The unconscious is commonly regarded as a sort of incapsulated fragment of our most personal and intimate life—something like what the Bible calls the “heart” and considers the source of all evil thoughts. In the chambers of the heart dwell the wicked blood-spirits, swift anger and sensual weakness. This is how the unconscious looks when seen from the conscious side. But consciousness appears to be essentially an affair of the cerebrum, which sees everything separately and in isolation, and therefore sees the unconscious in this way too, regarding it outright as my unconscious. Hence it is generally believed that anyone who descends into the unconscious gets into a suffocating atmosphere of egocentric subjectivity, and in this blind alley is exposed to the attack of all the ferocious beasts which the caverns of the psychic underworld are supposed to harbour.
True, whoever looks into the mirror of the water will see first of all his own face. Whoever goes to himself risks a confrontation with himself. The mirror does not flatter, it faithfully shows whatever looks into it; namely, the face we never show to the world because we cover it with persona, the mask of the actor.

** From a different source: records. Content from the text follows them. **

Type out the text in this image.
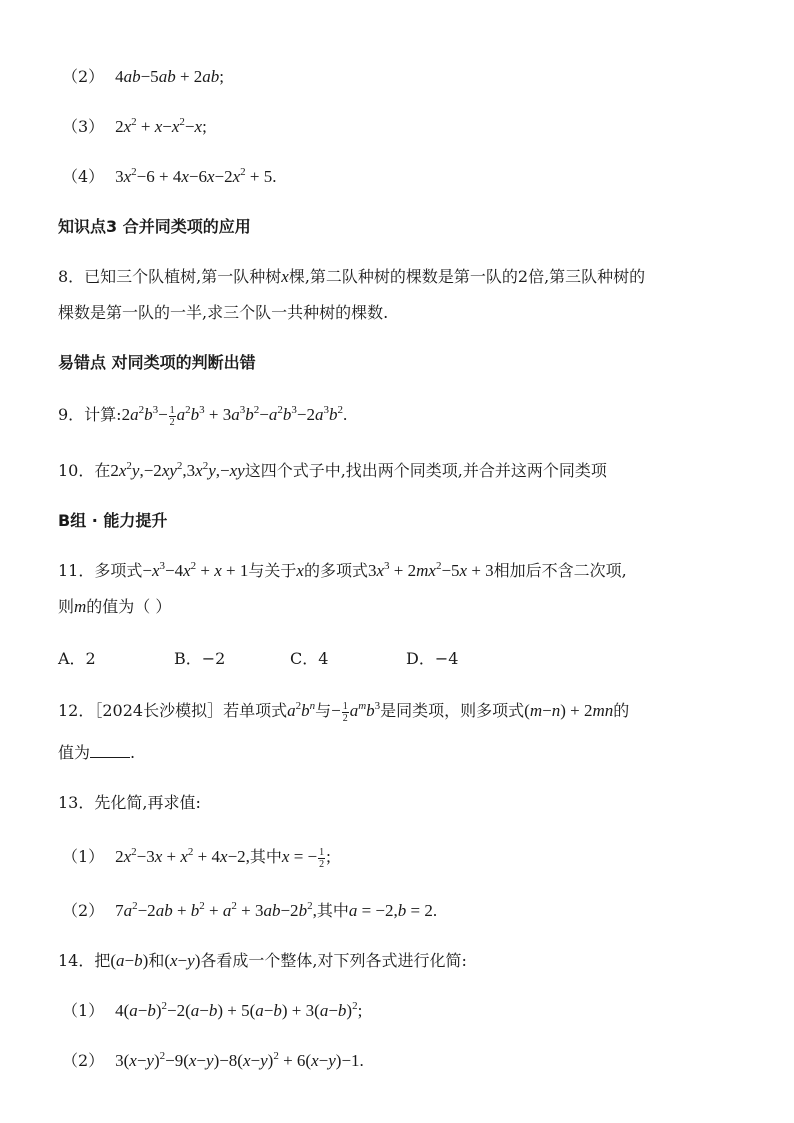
（2） 4ab−5ab + 2ab;
（3） $2x^2 + x-x^2-x$;
（4） $3x^2-6 + 4x-6x-2x^2 + 5$.
知识点3 合并同类项的应用
8．已知三个队植树,第一队种树x棵,第二队种树的棵数是第一队的2倍,第三队种树的
棵数是第一队的一半,求三个队一共种树的棵数.
易错点 对同类项的判断出错
9．计算$:2a^2b^3- \frac{1}{2} a^2b^3 + 3a^3b^2-a^2b^3-2a^3b^2$.
10．在$2x^2y,-2xy^2,3x^2y,-xy$这四个式子中,找出两个同类项,并合并这两个同类项
B组 · 能力提升
11．多项式$-x^3-4x^2 + x + 1$与关于x的多项式$3x^3 + 2mx^2-5x + 3$相加后不含二次项,
则m的值为（ ）
A．2	B．−2	C．4	D．−4
12．［2024长沙模拟］若单项式$a^2b^n$与− $\frac{1}{2} a^mb^3$是同类项，则多项式(m−n) + 2mn的
值为	.
13．先化简,再求值:
（1） $2x^2-3x + x^2 + 4x-2$,其中x = − $\frac{1}{2}$ ;
（2） $7a^2-2ab + b^2 + a^2 + 3ab-2b^2$,其中a = −2,b = 2.
14．把(a−b)和(x−y)各看成一个整体,对下列各式进行化简:
（1） $4(a-b)^2-2(a-b) + 5(a-b) + 3(a-b)^2$;
（2） $3(x-y)^2-9(x-y)-8(x-y)^2 + 6(x-y)-1$.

But the mirror lies behind the mask and shows the true face.
—The Archetypes and the Collective Unconscious by C. G. Jung.
I’m about 70 pages into this volume. Reading Jung’s work often feels like looking into a mirror, and then you reach a passage like this where it folds back in on you, and you stumble for a moment finding your place while your eyes glaze across the page until you regain some sense of objectivity.
Still, I can’t help but marvel at Jung’s ideas and the way he presents them. It is dense, for sure, but not incomprehensible (and every image is a marvel). Instead his words dance between empiricism and intuition using his own brand of poetic wit and imagination (not to mention his astounding amount of casework with patients and cited quotations). If reading is food for thought, then Jung’s books are a Thanksgiving feast for my mind: overabundant and too much to finish in one sitting, but totally worth it for the mashed potatoes drenched in gravy.